My closure of the pit employs half-inch drywall pulled up to floor joists, and edge-sealed with spray foam. I prefer GP Densarmor fiberglass-faced drywall, kept as scrap from my closet projects. Screw a length of 2x4 under the drywall for lifting and anchoring. Sandwich the drywall with another 2x4. I shape Densarmor edges with a Shurform plane. Ordinary drywall is too brittle, and paper facing resists trimming of edges.

This relatively simple pit closure took more than an hour of actual performance. With an extra trip it is far more costly to an installer, if not known in advance and rewarded through a contract. If a contract change must be argued or if the worker is somehow detached from responsibility, a proper fix is not mere due diligence. It is unlikely to happen.

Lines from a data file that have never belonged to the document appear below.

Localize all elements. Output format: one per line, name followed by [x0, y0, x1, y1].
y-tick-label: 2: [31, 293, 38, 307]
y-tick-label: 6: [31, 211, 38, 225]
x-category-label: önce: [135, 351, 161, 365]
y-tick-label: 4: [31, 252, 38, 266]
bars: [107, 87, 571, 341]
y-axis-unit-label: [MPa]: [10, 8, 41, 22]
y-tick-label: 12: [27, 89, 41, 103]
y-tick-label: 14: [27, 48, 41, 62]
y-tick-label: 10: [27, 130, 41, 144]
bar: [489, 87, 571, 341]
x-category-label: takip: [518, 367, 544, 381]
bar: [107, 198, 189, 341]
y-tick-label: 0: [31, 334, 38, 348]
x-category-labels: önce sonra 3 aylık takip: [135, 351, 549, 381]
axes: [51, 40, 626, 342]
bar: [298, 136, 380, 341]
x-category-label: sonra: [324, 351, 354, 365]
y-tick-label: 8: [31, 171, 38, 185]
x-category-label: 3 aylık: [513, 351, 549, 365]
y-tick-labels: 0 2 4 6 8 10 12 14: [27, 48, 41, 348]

This home was like a test lab for pit sealing. A rare opportunity, yet daunting since problems were detected upon bidding. Daunting since more time would be spent in the attic in summertime heat. Daunting since pulling drywall up under floor joists requires more than a bit of cleverness.
There were three more pit areas, one including a dropped ceiling over a bathtub; another a long wall with dead volume associated with a grand fireplace; and another very simple at a dropped ceiling over the home entry. That at the fireplace involved working in extremely cramped overhead, out to an outside wall, and had six hours of actual performance. Multiple visits dealt with rerun of interfering wires. All of these problems were happily hidden, until I pulled up nice-looking insulation.

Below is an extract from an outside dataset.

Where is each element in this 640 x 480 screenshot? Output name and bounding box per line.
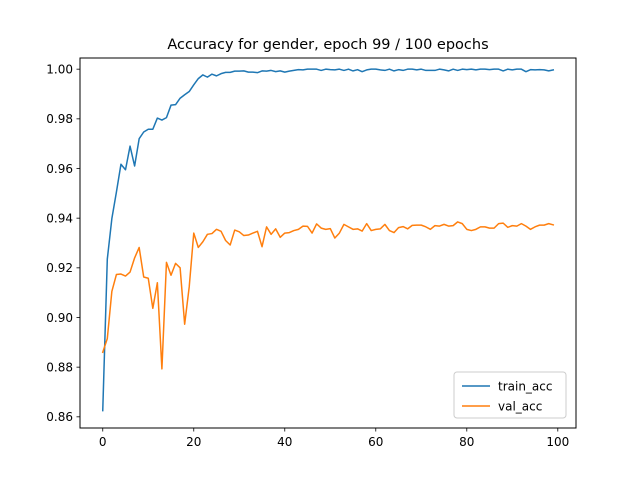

I challenge Energy Trust of Oregon, and other rebate organizations, to do a better job of serving and protecting Utility consumers. All stuations that invite being overlooked, should be specifically reported by weatherization contractors, to secure diligence rebates. I ask for a new rebate program, where reported pit closure qualifies rebate-times-ten for involved floor area. All diligence rebates should be presented for public examination and learning. This reward approach is consistent with the fact that some pits are large enough that pit walls could be insulated instead of making a difficult but fall-protective cover. The alternative reward of fifty percent of repair cost is of comparable size, and would work if the conflicted tie to reward those invested in Home Performance, were removed. Keeping the tie here is absurd, yet that is the dogged position of Energy Trust of Oregon. Keeping the tie is a grave disservice to homeowners. While I owned a blower door, modestly invested in Home Performance, I NEVER found a problem not more-readily detected by simple observation. I never found a home without a great excess of infiltration, to be dealt with by progressive and obvious measures such as window replacement. Tests taught nothing.

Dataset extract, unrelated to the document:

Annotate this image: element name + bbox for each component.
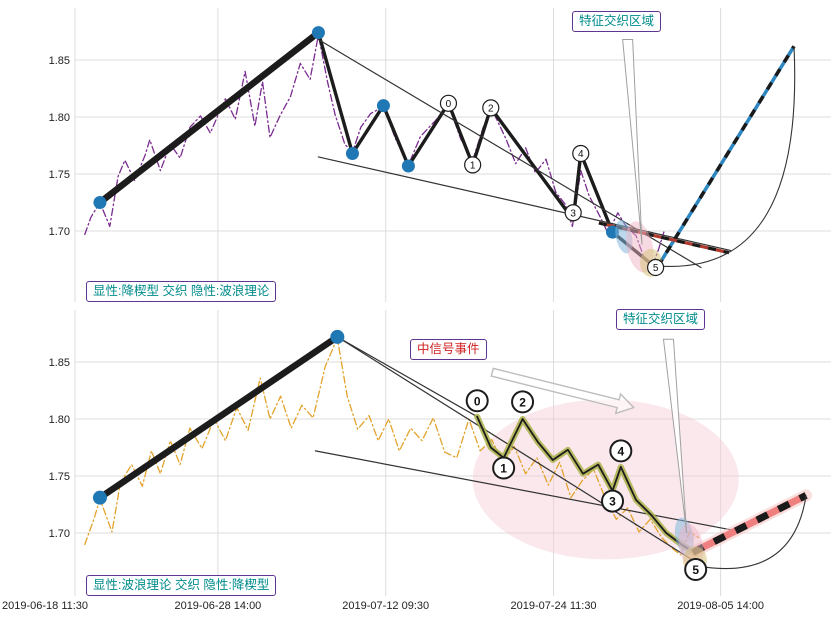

Here is related comment upon feedback to focus on unique and interesting opportunities, and to raise the state of the art in weatherization. At the last Energy Trust Trade Ally meeting I attended, I shouted out that blower door testing for unique purposes should be rewarded directly to the contractor, a token amount of $50, if he offers a report of why and what learned for PUBLIC DISCLOSURE. A family of public reports would raise the state of the art among contractors nationwide, would inform the DIY public, and would sell Home Performance services. We all need to better imagine the situations where blower door and/ or infrared thermography testing profits the homeowner. The situations may be uncommon.